In the months leading up to a physical opening day, Mr. McSweeney’s team has helped perfect a virtual system for distributing marriage licenses, and another for virtual weddings. They have also been involved with everything from creating an office cleaning schedule, monitoring their ventilation system and installing plexiglass in all open-counter areas to shield against germs.
Virtual weddings were a (relatively) short-lived phenomenon: They existed in New York from April 2020 through June 2021, when Gov. Andrew M. Cuomo lifted the executive order he had issued allowing couples to be married online.
Still, day-to-day in-person business at the Manhattan Marriage Bureau has changed.
Before the pandemic “it was first-come, first-served, and anyone could walk through the door,” Mr. McSweeney said. “But now we keep a list at the front door with the names of 100 couples on it, and if your name is not on the list, you will not be allowed to enter.”
One of the most recognizable changes involves the elimination of wedding parties that often accompany couples to their civil ceremonies. (“That rule sort of takes away from the whole idea of celebration,” Mr. Eisenman said. “They might have to rethink that one.”)

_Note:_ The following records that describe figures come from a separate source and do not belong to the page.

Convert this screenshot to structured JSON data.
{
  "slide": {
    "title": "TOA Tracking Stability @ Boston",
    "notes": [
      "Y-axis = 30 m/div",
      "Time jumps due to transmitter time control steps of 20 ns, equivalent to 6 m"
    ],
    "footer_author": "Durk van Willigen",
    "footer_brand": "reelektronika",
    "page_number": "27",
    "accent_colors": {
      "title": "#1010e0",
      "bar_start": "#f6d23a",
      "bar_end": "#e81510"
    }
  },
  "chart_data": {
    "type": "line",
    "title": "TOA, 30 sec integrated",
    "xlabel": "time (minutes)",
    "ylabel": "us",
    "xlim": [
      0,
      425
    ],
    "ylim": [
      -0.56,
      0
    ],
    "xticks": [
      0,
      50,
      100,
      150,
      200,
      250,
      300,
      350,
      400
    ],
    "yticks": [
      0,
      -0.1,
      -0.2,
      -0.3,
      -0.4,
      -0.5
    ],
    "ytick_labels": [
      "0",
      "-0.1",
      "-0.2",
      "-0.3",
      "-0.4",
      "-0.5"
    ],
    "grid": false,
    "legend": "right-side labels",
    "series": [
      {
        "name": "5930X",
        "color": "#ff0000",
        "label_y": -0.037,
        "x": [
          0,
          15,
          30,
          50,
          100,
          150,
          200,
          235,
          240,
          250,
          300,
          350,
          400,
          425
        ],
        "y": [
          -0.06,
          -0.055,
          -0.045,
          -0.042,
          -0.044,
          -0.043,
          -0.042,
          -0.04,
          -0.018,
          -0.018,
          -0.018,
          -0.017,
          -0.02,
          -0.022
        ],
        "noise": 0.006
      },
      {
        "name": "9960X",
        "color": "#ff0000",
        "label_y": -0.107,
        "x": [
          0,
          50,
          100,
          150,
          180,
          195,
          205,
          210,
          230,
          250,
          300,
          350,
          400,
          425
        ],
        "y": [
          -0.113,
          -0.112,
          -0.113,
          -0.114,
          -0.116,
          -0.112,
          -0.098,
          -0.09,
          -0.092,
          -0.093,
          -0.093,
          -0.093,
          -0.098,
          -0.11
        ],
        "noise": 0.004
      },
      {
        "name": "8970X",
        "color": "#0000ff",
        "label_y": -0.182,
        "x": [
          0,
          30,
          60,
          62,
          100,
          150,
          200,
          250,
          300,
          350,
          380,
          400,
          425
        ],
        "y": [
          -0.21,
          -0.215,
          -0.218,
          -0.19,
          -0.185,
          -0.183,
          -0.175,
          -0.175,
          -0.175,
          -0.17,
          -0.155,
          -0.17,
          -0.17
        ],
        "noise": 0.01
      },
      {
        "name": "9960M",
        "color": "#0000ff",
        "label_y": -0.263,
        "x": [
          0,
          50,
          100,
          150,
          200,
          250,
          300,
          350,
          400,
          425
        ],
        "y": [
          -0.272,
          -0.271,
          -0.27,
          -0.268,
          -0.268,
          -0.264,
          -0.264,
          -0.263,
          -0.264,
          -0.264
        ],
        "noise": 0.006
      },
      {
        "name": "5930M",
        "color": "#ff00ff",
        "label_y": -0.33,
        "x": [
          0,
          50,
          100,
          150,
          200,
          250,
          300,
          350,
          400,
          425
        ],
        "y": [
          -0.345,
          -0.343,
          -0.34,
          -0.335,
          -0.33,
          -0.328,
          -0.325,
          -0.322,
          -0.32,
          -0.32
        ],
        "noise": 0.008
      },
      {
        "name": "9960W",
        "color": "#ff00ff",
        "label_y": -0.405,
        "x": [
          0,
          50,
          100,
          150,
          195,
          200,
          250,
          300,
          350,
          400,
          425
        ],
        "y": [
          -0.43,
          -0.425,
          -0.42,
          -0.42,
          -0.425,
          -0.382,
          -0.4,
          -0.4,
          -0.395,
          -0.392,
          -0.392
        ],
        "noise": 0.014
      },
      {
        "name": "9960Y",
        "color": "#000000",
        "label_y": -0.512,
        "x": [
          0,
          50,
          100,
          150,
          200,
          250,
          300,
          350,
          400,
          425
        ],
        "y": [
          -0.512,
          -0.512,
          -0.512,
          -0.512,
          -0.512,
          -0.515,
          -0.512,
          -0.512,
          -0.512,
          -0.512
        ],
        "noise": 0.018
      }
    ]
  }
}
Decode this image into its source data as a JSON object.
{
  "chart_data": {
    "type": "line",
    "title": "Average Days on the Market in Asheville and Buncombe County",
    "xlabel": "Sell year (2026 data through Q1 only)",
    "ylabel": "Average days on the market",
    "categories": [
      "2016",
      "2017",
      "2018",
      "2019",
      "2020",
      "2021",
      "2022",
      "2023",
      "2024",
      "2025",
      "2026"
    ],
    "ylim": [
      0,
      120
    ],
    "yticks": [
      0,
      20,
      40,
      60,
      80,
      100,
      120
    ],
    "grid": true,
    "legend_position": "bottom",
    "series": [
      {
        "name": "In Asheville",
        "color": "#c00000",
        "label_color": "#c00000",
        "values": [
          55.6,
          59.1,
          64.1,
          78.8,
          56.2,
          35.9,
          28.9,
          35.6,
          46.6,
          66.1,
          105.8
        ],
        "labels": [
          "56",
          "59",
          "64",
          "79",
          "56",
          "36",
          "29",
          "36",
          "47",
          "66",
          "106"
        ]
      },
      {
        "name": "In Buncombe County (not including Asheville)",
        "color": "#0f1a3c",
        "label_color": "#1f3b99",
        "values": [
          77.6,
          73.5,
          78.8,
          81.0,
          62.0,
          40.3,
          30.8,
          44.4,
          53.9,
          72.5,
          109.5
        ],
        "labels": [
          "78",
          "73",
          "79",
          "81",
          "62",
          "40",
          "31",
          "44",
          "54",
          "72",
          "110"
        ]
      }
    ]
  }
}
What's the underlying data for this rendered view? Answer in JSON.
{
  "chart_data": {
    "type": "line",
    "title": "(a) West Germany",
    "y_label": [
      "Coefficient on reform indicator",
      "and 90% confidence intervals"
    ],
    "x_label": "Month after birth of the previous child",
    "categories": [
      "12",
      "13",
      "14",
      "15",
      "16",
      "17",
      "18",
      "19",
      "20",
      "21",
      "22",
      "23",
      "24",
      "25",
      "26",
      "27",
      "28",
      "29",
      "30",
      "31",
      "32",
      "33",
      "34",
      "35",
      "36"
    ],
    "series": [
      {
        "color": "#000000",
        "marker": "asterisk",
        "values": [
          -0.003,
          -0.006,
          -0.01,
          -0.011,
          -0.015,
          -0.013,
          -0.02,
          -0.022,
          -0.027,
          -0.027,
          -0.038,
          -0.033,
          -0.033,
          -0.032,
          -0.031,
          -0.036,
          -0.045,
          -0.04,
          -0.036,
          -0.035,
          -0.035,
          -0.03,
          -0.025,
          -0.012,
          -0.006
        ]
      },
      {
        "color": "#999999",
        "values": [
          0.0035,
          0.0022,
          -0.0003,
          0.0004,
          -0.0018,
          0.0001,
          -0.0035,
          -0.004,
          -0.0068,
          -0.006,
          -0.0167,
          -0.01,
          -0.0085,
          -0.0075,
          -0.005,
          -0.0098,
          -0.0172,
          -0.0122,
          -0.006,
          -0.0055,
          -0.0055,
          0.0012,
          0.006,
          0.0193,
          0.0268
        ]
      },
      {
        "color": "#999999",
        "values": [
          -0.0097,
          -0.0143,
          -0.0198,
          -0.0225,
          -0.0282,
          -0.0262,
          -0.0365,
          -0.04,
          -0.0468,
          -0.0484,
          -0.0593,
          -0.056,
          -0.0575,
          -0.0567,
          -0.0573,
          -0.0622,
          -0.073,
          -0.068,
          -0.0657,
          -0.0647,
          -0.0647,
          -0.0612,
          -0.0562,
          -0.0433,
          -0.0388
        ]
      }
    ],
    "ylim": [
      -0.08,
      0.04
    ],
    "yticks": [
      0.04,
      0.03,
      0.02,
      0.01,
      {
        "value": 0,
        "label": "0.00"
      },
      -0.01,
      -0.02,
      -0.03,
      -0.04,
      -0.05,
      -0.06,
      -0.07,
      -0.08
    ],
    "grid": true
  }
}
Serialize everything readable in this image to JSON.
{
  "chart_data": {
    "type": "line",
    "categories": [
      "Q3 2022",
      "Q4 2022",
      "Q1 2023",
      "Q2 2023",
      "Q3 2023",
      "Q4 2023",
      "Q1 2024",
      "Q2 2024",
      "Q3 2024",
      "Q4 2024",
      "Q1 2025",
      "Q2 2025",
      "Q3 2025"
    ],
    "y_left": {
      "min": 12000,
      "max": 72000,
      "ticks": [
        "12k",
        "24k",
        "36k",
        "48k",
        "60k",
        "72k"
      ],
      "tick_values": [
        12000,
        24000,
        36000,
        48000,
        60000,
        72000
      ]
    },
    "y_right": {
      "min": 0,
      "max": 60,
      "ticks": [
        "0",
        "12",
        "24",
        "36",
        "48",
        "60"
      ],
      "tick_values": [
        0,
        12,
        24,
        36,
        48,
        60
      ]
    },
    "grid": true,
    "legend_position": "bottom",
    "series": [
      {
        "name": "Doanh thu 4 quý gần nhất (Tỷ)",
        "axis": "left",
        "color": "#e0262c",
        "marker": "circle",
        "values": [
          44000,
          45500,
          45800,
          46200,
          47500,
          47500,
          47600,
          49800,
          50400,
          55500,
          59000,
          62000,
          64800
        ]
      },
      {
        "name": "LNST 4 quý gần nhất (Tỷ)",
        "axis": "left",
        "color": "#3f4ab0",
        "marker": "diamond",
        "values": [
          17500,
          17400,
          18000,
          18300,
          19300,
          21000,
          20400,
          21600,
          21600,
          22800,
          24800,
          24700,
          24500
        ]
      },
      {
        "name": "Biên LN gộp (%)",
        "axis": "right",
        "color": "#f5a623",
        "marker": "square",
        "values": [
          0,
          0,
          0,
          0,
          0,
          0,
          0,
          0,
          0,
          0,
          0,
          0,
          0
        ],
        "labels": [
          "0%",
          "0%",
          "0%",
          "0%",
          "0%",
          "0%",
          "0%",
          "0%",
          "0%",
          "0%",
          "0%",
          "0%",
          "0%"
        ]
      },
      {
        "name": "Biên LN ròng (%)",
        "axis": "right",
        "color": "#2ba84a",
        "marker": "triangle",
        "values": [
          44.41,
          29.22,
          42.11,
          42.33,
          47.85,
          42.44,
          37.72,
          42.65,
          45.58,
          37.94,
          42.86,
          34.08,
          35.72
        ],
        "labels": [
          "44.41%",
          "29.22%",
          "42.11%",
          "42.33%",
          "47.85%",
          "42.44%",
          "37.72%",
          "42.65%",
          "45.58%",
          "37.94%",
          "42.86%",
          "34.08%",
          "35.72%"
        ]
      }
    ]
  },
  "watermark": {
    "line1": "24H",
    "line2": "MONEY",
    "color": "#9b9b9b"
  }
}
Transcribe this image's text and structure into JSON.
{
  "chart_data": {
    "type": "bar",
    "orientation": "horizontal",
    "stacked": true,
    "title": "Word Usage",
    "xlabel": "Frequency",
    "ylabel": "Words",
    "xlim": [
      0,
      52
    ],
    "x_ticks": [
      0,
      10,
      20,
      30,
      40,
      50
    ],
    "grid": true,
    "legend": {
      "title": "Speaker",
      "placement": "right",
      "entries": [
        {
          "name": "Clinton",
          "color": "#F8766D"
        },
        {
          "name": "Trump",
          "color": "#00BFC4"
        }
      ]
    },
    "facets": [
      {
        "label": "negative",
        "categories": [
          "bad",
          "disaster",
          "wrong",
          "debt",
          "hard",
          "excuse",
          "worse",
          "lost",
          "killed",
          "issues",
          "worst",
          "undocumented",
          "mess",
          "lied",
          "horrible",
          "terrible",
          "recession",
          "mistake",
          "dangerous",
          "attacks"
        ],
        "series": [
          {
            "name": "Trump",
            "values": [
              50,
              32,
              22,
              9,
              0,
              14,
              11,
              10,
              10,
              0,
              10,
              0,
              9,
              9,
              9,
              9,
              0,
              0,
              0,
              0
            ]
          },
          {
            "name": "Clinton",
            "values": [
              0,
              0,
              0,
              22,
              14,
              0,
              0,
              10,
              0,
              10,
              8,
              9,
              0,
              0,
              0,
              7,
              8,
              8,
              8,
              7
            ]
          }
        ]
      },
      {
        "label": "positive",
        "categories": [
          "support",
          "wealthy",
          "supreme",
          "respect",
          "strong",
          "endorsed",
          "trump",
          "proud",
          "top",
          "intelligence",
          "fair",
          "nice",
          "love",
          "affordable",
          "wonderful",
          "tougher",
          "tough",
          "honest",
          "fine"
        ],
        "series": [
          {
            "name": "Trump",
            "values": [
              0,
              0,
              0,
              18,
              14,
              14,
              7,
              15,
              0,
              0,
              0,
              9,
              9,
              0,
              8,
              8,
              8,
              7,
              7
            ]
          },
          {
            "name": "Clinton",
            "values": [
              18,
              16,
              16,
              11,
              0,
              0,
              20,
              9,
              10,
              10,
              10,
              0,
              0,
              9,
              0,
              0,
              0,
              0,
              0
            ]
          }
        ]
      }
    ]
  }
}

The new rule states that every couple can bring along only one witness. “We would get stretch limousines pulling up in front of the building and dropping off 10 or maybe 12 very well-dressed people at a time,” Mr. McSweeney said. “It’s tough to accept, but many things have changed, and there’s a very good reason as to why.”
He then pointed out some of the things at 141 Worth Street that have remained the same. “Marriage licenses are still $35,” Mr. McSweeney said, “and wedding ceremonies still cost $25.”
“And there’s usually a hot dog vendor right outside the door,” he added. “I’ve seen some people come in here, sit on a bench and eat their hot dogs while watching the proceedings. It’s almost as if they were at a ballgame or something.”